I suspect that I misunderstand the question, but my inclination is to answer the question of what day it is [nearly ]experimentally, by simulating a large number of Sleeping Beauties and figuring out the odds this way. In this case you have basically done the simulation in your first picture, and the odds are 2:1 that it is Monday/Room 1, and 2:1 for tails. This matches your "Self-Indicating Assumption" of being "randomly selected from the set of all possible observers".

The other approach has the assumption that "Sleeping Beauty, before being put to sleep, expects that she will be awakened in future," which makes no sense to me, as it is manifestly false on Monday+Heads and unconditionally on Tuesday, and she knows that full well.

Additionally, I do not understand how her utility function (and any amount of money or chocolate) can change the odds in any way. I also do not understand what this has to do with any decision theory, given that her fate is predetermined and there is nothing she can do to avoid being or not being awoken, so her decision doesn't matter in the slightest.

My suspicion is that the Sleeping Beauty problem is a poor illustration for whatever concept you are advancing, but it is entirely possible that I simply missed your point.

by simulating a large number of Sleeping Beauties...

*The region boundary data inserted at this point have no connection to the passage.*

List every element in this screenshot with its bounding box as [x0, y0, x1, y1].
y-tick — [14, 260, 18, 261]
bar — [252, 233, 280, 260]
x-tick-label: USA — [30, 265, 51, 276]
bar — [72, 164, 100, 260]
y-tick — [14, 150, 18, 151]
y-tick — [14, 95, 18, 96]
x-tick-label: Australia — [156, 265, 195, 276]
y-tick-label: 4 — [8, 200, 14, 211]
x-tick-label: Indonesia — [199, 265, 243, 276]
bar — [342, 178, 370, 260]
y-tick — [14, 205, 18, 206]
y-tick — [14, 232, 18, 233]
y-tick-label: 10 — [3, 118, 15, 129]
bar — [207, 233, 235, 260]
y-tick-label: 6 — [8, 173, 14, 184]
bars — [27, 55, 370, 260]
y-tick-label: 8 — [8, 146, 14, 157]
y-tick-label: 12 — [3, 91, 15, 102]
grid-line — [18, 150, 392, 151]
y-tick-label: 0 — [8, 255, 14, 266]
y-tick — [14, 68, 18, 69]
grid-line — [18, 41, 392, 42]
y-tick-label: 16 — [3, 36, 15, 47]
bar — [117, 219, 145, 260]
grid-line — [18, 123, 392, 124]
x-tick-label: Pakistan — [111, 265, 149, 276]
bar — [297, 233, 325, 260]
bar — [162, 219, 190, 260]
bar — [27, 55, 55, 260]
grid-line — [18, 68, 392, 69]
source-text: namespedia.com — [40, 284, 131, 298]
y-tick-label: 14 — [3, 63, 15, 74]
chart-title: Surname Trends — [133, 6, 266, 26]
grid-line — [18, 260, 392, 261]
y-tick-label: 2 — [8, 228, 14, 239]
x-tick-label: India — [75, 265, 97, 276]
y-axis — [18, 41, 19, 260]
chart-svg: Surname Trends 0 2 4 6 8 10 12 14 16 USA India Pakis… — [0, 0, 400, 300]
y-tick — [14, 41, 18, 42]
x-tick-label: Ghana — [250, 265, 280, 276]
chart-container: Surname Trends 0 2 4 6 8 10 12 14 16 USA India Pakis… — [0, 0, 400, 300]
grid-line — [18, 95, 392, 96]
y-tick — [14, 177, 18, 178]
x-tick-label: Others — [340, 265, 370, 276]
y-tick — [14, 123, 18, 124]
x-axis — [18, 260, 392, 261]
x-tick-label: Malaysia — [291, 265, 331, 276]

What criteria do you use to count up the results? Each incubator experiment produces either one, or two SBs. If we follow the criteria "in each experiment, we take the total number of people who were correct", then SIA odds are the way to go. If instead, we follow "in each experiment, we take the average number of people who were correct", then SSA is the way to go.

"Sleeping Beauty, before being put to sleep, expects that she will be awakened in future,"

Changed to clarify: ""Sleeping Beauty, before being put to sleep on Sunday, expects that she will be awakened in future,"

Additionally, I do not understand how her utility function (and any amount of money or chocolate) can change the odds in any way.

They do not change her odds, but her decisions, and I argue her decisions are the only important factors here, as her belief in her odds in not directly observable. You can believe in different odds, but still come to the same decision in any circumstance; I would argue that this is makes the odds irrelevant.